Les multinationales des énergies fossiles empochent des milliards de bénéfices alors que des civils sont menacés, tués. Pendant ce temps, les populations du monde entier voient leurs factures exploser, leur quotidien impacté, leur sécurité menacée. Ce sont à ces entreprises de payer les conséquences de cette dépendance énergétique toxique, et non aux citoyens et citoyennes. Il est temps de taxer leurs profits et les dividendes de leurs actionnaires.
De plus, il faut nécessairement préserver la population face à la hausse des prix de l’énergie, et notamment les ménages les plus vulnérables qui vont se retrouver encore plus précarisés, en mettant en place des mesures d’urgence pour les soutenir financièrement. Plus largement, il est indispensable d’investir dans notre résilience, en misant sur les alternatives à la voiture thermique et la rénovation des logements.
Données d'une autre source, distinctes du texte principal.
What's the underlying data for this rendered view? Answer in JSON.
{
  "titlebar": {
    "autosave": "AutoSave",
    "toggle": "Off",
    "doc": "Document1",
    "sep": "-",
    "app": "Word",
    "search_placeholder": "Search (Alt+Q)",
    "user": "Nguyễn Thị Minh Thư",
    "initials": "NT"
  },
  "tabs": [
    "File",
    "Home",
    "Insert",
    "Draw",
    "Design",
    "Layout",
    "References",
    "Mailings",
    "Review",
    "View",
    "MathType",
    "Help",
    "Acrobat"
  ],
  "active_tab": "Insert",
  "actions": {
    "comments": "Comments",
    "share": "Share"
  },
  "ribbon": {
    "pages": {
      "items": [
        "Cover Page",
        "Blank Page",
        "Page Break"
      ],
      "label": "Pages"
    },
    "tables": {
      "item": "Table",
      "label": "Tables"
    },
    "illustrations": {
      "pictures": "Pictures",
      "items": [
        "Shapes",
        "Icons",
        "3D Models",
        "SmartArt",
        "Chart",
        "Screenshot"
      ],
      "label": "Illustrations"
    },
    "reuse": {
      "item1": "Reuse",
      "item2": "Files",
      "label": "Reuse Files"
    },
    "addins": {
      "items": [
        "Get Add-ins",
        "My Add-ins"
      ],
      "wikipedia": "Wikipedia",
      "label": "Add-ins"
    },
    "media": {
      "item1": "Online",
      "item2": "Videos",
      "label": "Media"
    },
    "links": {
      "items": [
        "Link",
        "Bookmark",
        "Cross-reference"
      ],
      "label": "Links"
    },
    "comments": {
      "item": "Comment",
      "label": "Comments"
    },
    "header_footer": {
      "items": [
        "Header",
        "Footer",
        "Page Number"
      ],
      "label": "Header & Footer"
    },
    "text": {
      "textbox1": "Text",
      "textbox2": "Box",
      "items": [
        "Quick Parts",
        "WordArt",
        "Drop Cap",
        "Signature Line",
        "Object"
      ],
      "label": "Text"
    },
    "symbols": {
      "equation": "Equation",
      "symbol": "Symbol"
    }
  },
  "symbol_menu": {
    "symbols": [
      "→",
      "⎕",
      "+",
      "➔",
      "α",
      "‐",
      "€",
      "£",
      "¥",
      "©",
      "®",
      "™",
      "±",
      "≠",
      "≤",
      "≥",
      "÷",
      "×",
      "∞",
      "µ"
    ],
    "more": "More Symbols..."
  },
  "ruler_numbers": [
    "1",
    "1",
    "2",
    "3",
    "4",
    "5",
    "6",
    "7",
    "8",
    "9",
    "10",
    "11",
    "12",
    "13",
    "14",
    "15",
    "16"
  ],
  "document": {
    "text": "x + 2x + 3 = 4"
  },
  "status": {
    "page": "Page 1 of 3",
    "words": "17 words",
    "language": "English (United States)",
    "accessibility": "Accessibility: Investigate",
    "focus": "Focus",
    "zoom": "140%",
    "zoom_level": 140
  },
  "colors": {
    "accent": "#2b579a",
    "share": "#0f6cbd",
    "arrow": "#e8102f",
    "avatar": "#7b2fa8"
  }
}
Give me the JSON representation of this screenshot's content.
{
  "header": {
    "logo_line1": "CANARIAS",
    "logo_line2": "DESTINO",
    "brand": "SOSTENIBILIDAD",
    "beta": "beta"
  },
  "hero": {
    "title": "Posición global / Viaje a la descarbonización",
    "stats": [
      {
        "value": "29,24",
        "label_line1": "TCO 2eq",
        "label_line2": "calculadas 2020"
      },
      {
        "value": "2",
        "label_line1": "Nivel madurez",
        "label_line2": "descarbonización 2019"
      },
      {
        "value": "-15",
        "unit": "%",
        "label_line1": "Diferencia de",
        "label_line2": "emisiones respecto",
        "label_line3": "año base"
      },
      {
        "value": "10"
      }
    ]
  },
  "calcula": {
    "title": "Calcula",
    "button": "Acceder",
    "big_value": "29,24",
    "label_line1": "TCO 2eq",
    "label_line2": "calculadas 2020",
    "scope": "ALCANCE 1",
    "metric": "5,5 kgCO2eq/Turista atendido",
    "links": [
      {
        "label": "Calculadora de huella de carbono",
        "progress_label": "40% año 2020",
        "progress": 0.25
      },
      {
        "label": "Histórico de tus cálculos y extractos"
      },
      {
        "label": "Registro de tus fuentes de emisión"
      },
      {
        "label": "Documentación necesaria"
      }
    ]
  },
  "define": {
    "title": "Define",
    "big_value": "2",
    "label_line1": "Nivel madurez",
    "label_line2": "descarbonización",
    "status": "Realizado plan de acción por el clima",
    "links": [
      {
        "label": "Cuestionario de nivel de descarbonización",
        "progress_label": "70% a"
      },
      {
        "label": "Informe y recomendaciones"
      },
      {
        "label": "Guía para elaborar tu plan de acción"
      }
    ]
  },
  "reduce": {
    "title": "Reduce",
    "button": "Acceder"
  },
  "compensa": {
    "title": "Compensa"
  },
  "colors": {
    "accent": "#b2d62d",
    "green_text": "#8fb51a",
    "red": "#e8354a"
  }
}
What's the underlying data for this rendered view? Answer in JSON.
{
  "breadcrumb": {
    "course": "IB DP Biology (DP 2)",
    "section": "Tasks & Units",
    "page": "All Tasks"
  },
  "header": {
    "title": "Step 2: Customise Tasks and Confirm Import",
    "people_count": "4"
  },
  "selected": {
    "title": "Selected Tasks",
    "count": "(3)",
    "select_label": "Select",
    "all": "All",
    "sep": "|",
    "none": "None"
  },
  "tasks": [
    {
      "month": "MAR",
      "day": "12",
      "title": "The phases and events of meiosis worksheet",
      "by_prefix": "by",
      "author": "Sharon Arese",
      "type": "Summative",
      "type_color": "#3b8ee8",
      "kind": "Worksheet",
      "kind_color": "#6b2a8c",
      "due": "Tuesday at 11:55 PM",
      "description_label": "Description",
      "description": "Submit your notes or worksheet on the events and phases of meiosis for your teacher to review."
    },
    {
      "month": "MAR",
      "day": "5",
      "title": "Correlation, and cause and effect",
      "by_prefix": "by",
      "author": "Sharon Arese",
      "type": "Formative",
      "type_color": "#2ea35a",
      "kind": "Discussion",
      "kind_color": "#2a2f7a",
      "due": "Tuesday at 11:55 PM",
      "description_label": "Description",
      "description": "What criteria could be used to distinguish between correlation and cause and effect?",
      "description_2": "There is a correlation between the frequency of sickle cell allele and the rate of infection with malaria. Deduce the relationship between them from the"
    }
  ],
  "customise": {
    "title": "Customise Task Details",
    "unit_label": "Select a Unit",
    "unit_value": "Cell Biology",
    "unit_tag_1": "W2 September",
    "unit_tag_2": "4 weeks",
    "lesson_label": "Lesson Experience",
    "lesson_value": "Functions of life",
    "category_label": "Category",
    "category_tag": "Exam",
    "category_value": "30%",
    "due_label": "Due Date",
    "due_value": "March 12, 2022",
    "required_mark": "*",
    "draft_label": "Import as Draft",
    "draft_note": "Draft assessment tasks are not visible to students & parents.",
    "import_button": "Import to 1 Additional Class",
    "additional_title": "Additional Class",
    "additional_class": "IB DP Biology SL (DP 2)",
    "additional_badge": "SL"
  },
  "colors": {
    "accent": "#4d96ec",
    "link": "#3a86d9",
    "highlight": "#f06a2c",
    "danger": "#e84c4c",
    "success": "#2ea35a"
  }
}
Sortie des énergies fossiles
La sortie progressive des énergies fossiles est essentielle pour garantir, à long terme, un accès à l’énergie, pour toutes et tous, à la fois abordable et stable. Contrairement au pétrole et au gaz, les énergies renouvelables ne sont pas soumises aux mêmes risques géopolitiques. Leur coût est ainsi bien moins dépendant des tensions internationales.
La transition vers les énergies renouvelables est souvent présentée comme un objectif climatique. Mais dans une région où la stabilité est fragile, tout comme dans les régions qui sont fortement importatrices d’énergies fossiles comme l’Europe, elle constitue aussi un impératif de sécurité.
Il n’y a pas de justice climatique sans paix, ni de paix durable sans respect des droits humains. Nous appelons à la paix, à la responsabilité et demandons aux dirigeants de mettre en marche une transition vers un monde juste où la sécurité de tous et toutes ne dépend pas des énergies fossiles.